About 6 months after we moved in (and 3 months after we had O) I got the wild hair to paint the door teal. I wanted something brighter, bolder, and unique. Teal is one of my favorite colors so why not? (Side note: I once lived in a purple Victorian with magenta trim and teal accents as a kid. I’m not afraid of color. My parents still had a purple front door until last summer. Color crazy is in the family.) I also removed the kick plate since I figured I’d be able to reattach it if we changed our mind. But then I realized it was a brass and had been spray painted black… removing the screws prompted it to begin to chip and peel. Happy accident? I think so. Below is the teal door sans kick plate.
For a while I just stood back and admired the door. I loved it but something was missing. A few weeks later Molly and I grabbed some black trim paint on a whim when we were out getting other things. It took two coats but it was the best decision ever because it really made the door pop and the house feel more cohesive with black shutters, light fixtures and trim. I posted about the trim here. PS- You can see the giant half dead tree that we just had removed in the pic below too.

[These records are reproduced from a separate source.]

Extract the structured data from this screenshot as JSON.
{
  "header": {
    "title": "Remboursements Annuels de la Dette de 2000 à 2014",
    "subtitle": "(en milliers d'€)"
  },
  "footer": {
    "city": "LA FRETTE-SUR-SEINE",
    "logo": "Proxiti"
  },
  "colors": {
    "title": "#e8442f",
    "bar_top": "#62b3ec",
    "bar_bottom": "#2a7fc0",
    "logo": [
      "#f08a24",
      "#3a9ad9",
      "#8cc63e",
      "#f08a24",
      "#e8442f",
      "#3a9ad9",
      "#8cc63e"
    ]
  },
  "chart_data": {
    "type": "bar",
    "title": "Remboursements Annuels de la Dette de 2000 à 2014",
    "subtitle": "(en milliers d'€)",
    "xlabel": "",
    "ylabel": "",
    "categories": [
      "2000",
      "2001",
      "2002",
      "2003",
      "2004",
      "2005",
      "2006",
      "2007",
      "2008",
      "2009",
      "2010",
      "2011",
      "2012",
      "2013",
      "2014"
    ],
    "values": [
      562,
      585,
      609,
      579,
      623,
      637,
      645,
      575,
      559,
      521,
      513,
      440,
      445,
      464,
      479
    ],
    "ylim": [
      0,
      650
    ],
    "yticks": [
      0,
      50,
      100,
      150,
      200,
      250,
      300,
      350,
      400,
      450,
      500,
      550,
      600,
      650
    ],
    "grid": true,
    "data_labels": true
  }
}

Alas, I was ready for change again. Hubby insisted that the teal door had really grown on him and had urged me to reconsider. But he went out of town last week and so I had a little paint fun. Of course, I knew that I may have to paint it back to teal again if this blew up in my face. That’s where the leap of faith came in. I popped into Ace on my way home from work and chose a paint color on the spot. Perk: The guys there know me now and gathered around to help me chose a color to pop against the black trim. With their help, I chose Mill Springs Blue by Benjamin Moore. It has a sort of washed-out mint vibe. I had it color matched to a paint and primer combo quart of Clark+Kensington outdoor semigloss. I was looking at the lighter swatch “Covington” right next to it but Molly gets the credit on selling me on a slightly darker tone (via text) and going with the Mills Springs Blue.
I did the project in stages over the next few days. After all, this was done after work, dinner, O’s bath and bed so I usually only had an hour before sunset. Basically, one day I did a new coat of black on the trim while Molly scraped and repainted the mailbox. Then the next night I wiped the door down with vinegar/water and then liquid deglosser that I had left over from the sofa table project and I did the first coat of my new grayed out minty green color. As you can tell below, the two colors are very different. At first I worried that this may be a disaster.
But after the first coat I was really loving the cooled down effect of a softer color. O liked it too.
The second coat stole my heart. Seriously perfect. Although the front stoop is a bit bare (planters are on my list), I’m really feeling our new mini-makeover.
Boom! Here’s a close up of the pop effect the black and mint have together. Yummy.
Yes, I still painted the inside of the door. Its just a tradition now! I think that the cool tone of the soft green really meshes with the rest of the inside decor which is mostly grays, creams, and some sea-glass tones with pops of white, wood and yellows/oranges.
Above is the view from the corner of the family room at the banister/half-wall and below is the view from the kitchen entry where it meets the hallway at the top of the steps. Now I think just need to get something for above the door but I’m blanking on ideas. Thoughts?
I’ve said it before and I’ll say it again: Paint can make some really amazing changes for a reasonable cost.